Ero lì, ed ero felice. Mi guardavo attorno e poi, senza indugiare ancora, ho superato la barricata. Sono entrata nello skate circle. Sono entrata a ballare naturalmente, anche se sprovvista di pattini. C’era un gigante davanti a me vestito alla maniera di Aladino, un omone che sprizzava veloce sulle sue rotelle mentre una bottiglia piena di chissà cosa se ne stava in equilibrio sulla sua testa.
-E’ la prima volta che vieni qui?- mi ha chiesto Marco a quel punto, uno dei fedelissimi di quell’appuntamento. Così è partita una lunga chiacchierata. Cose su quel rito della gente che pattina assieme, ma anche cose sulla propria vita. Amori, il mio gatto, il suo cane. Parole dette così, libere e amorevoli.
Poe e George non sono arrivati sui pattini. Il primo era a piedi, lui che lì conosce tutti. L’altro è arrivato sulla sua amata city bike, quella lei che da uptown lo conduce in quel mondo di musica, piante, pietra e silhouette di grattacieli con la foggia del sigaro.
Il prato era pieno di chiacchiericcio. Teli sull’erba, gambe intrecciate.

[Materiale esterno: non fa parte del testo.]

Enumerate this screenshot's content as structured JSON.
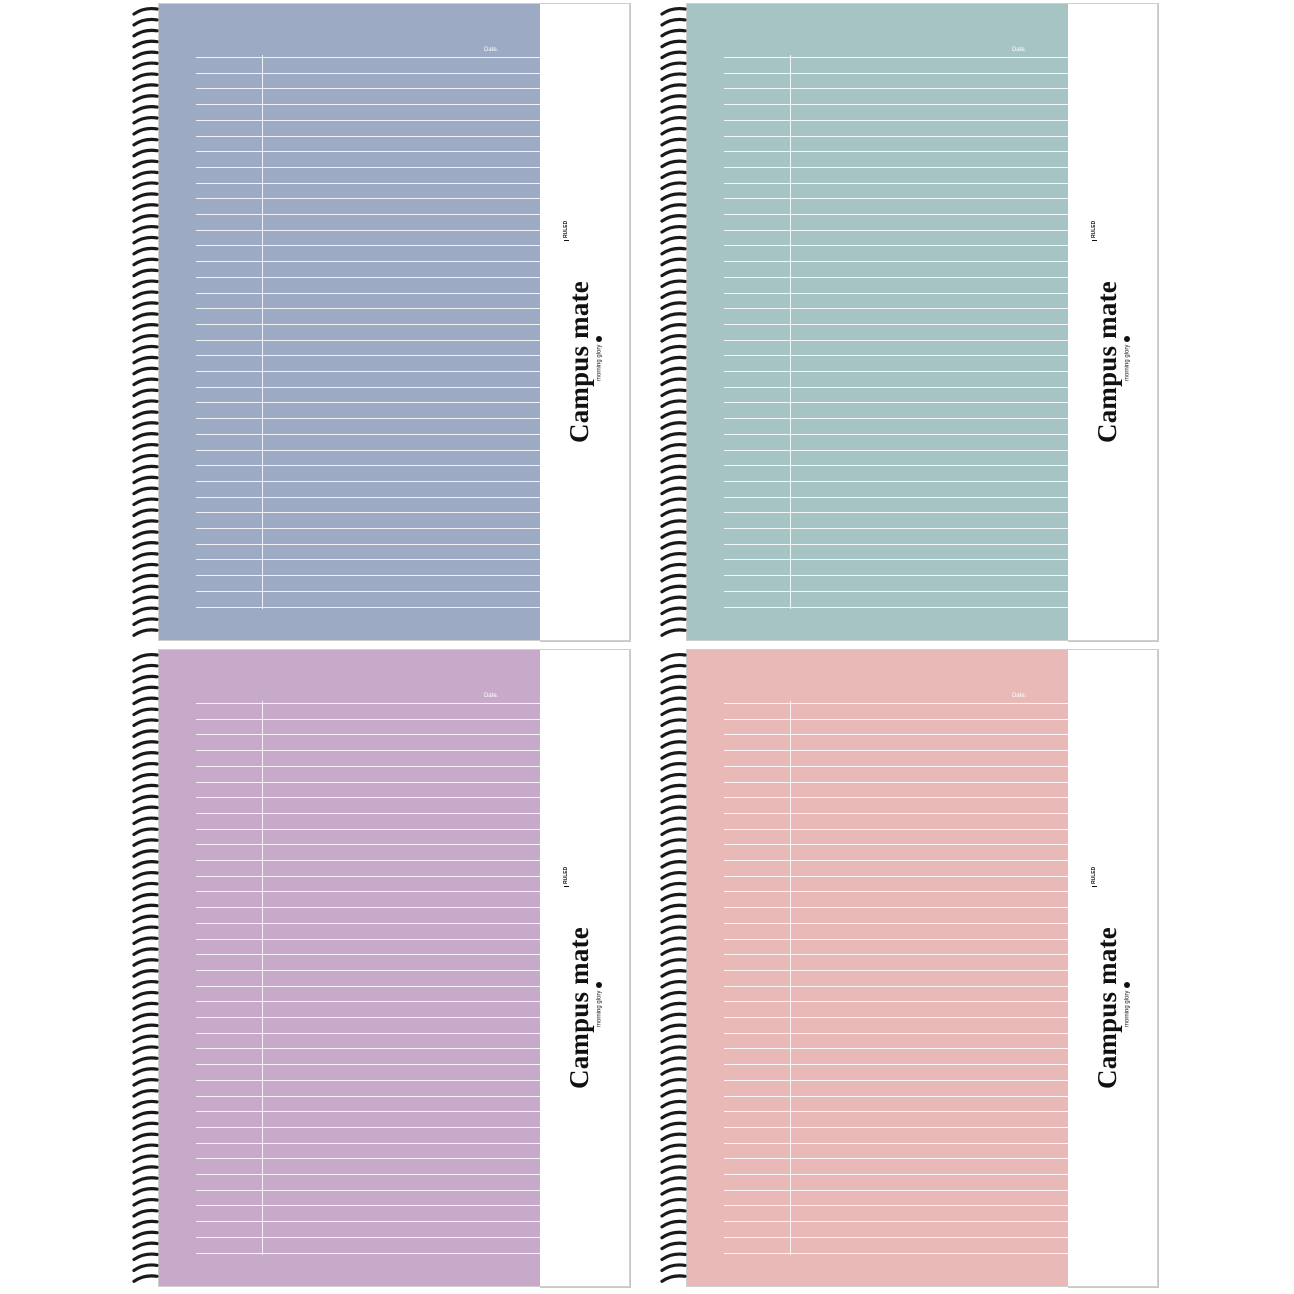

E si è avvicinata Rita. Mi ha chiesto chi sono, da dove vengo. La sua coreografia si adattava a chi era sulle rotelle, ma anche a chi si muoveva su semplici sneakers.
-Oggi il nostro dj è Nick- mi ha detto. E il funky andava avanti, impazzava con ritmi e suoni che mi riportavano alla migliore disco dance della storia. Poi il ritmo più sfrenato si è fuso alla melodia soul. Quella che nasce proprio qui, a New York.
Si ballava e si pattinava e si pattinava e si ballava. E c’era chi andava e chi veniva, solo o in compagnia.
Vi erano quelli di sempre, la grande famiglia, ma anche i nuovi avventori, quelli come me giunti lì per caso. E c’era l’estate di New York, quella stagione favolosa che sfoggia bracciali smeraldini e trecce che coprono appena le spalle nude delle ragazze.
Era tutto così beato, tutti così leggeri. Aria, note, pattini, risa.
E poi la sera. Mentre io ballavo accanto a Carolina che veniva da Long Island, Marco aveva messo mano a una parte della recinzione. La stava spostando. Perché?
No! La festa stava finendo. I volontari dell’associazione CPDSA dovevano chiudere, smontare, smettere con la musica e i balli.
-Tra un po’ il parco chiuderà- aveva detto Poe.
Il buio si faceva sempre più fitto, e un vento leggero accarezzava le braccia e le gambe sudate.

Ho seguito la luce della città, lo skyline di Midtown che si estendeva a raggiera da Columbus Circle. -Quella luce mi condurrà verso la fermata della subway- avevo pensato. Invece la luce è rimasta distante. Io ero ancora all’interno del parco.
-Da dove si esce?-

-Ti sei persa?- mi aveva chiesto Rich a quel punto. Era tra i ballerini anche lui. Anche Rich era uno di loro.
-Sali da qui- aveva detto mentre mi conduceva verso una roccia, una delle tante che coprono il territorio del grande parco. Rich mi tirava da una mano. Volevamo tagliare la strada, trovare una scorciatoia. La silhouette dei palazzi di Midtown si avvicinava. Vedevo che anche gli altri ballerini, adesso con i pattini in mano o penzolanti sulle spalle, saltellavano tra quelle grosse pietre.
Ancora un pezzo di viale e poi l’uscita.
Eravamo fuori, eravamo sbucati a Columbus Circle dove c’era lui, alto e impettito sulla sua colonna. Tra le tende delle bancarelle che stavano chiudendo, vedevo la forma della piazza e vedevo Colombo. I ballerini si separavano, si allontanavano per lasciare il parco alle proprie spalle. Lasciarlo solo per qualche ora però. Il giorno dopo, domenica, tutto sarebbe ricominciato.